In short, unadjusted hiring was the second worst since the Great Recession in 2009!
As SouthBay summarizes it, "Hiring is at a standstill.... to suggest that the labor market is strong is not supported by the actual data."
Putting it all together, if one believes the headlines, in August the US added 187K jobs, and the number of employed workers rose by 222K. However, taking a closer look at the adjustments applied to the actual data, and its composition, we find not only that the unadjusted increase was just 20K jobs, or the worst August since the global financial crisis, but that in August, the number of well-paid, full-time workers actually dropped by 85K, offset by a 32K rise in part-time workers.

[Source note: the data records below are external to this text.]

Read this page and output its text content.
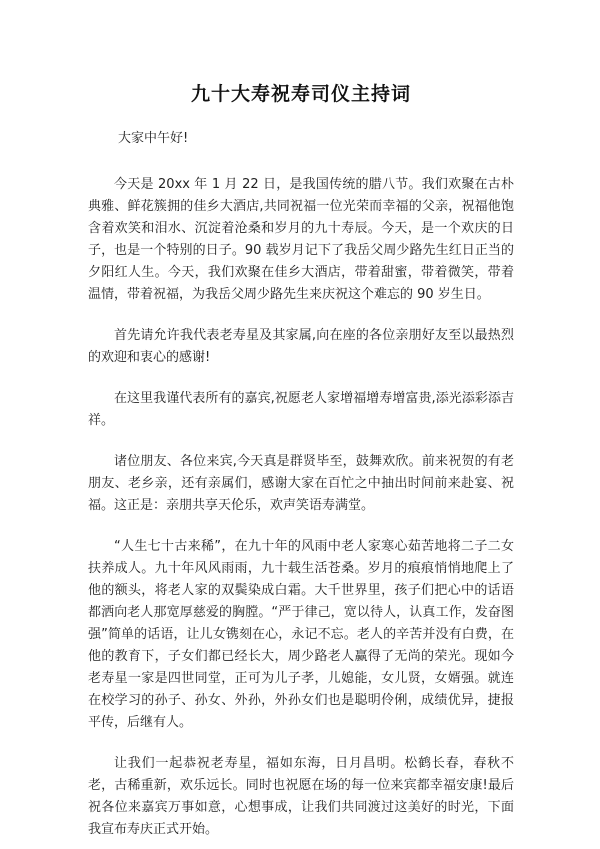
九十大寿祝寿司仪主持词

大家中午好!

今天是 20xx 年 1 月 22 日，是我国传统的腊八节。我们欢聚在古朴典雅、鲜花簇拥的佳乡大酒店,共同祝福一位光荣而幸福的父亲，祝福他饱含着欢笑和泪水、沉淀着沧桑和岁月的九十寿辰。今天，是一个欢庆的日子，也是一个特别的日子。90 载岁月记下了我岳父周少路先生红日正当的夕阳红人生。今天，我们欢聚在佳乡大酒店，带着甜蜜，带着微笑，带着温情，带着祝福，为我岳父周少路先生来庆祝这个难忘的 90 岁生日。

首先请允许我代表老寿星及其家属,向在座的各位亲朋好友至以最热烈的欢迎和衷心的感谢!

在这里我谨代表所有的嘉宾,祝愿老人家增福增寿增富贵,添光添彩添吉祥。

诸位朋友、各位来宾,今天真是群贤毕至，鼓舞欢欣。前来祝贺的有老朋友、老乡亲，还有亲属们，感谢大家在百忙之中抽出时间前来赴宴、祝福。这正是：亲朋共享天伦乐，欢声笑语寿满堂。

“人生七十古来稀”，在九十年的风雨中老人家寒心茹苦地将二子二女扶养成人。九十年风风雨雨，九十载生活苍桑。岁月的痕痕悄悄地爬上了他的额头，将老人家的双鬓染成白霜。大千世界里，孩子们把心中的话语都洒向老人那宽厚慈爱的胸膛。“严于律己，宽以待人，认真工作，发奋图强”简单的话语，让儿女镌刻在心，永记不忘。老人的辛苦并没有白费，在他的教育下，子女们都已经长大，周少路老人赢得了无尚的荣光。现如今老寿星一家是四世同堂，正可为儿子孝，儿媳能，女儿贤，女婿强。就连在校学习的孙子、孙女、外孙，外孙女们也是聪明伶俐，成绩优异，捷报平传，后继有人。

让我们一起恭祝老寿星，福如东海，日月昌明。松鹤长春，春秋不老，古稀重新，欢乐远长。同时也祝愿在场的每一位来宾都幸福安康!最后祝各位来嘉宾万事如意，心想事成，让我们共同渡过这美好的时光，下面我宣布寿庆正式开始。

Adding to the striking July moves, we get a 670K drop in full-time workers in the past months, offset by a 1,004K jump in part-time workers. No wonder then that multiple-jobholders are just shy of all time highs, who have discovered that to keep up with the economic miracle that is "Brandonomics" they need to work (far) more than just one job.
In short: August was another dismal month for the jobs market, which is why we expect the usual theater: non-stop spin and lies from the Biden admin, and not a single relevant question from the liberal media whose job is not to educate or inform, but to carry water, spread lies and enable propaganda.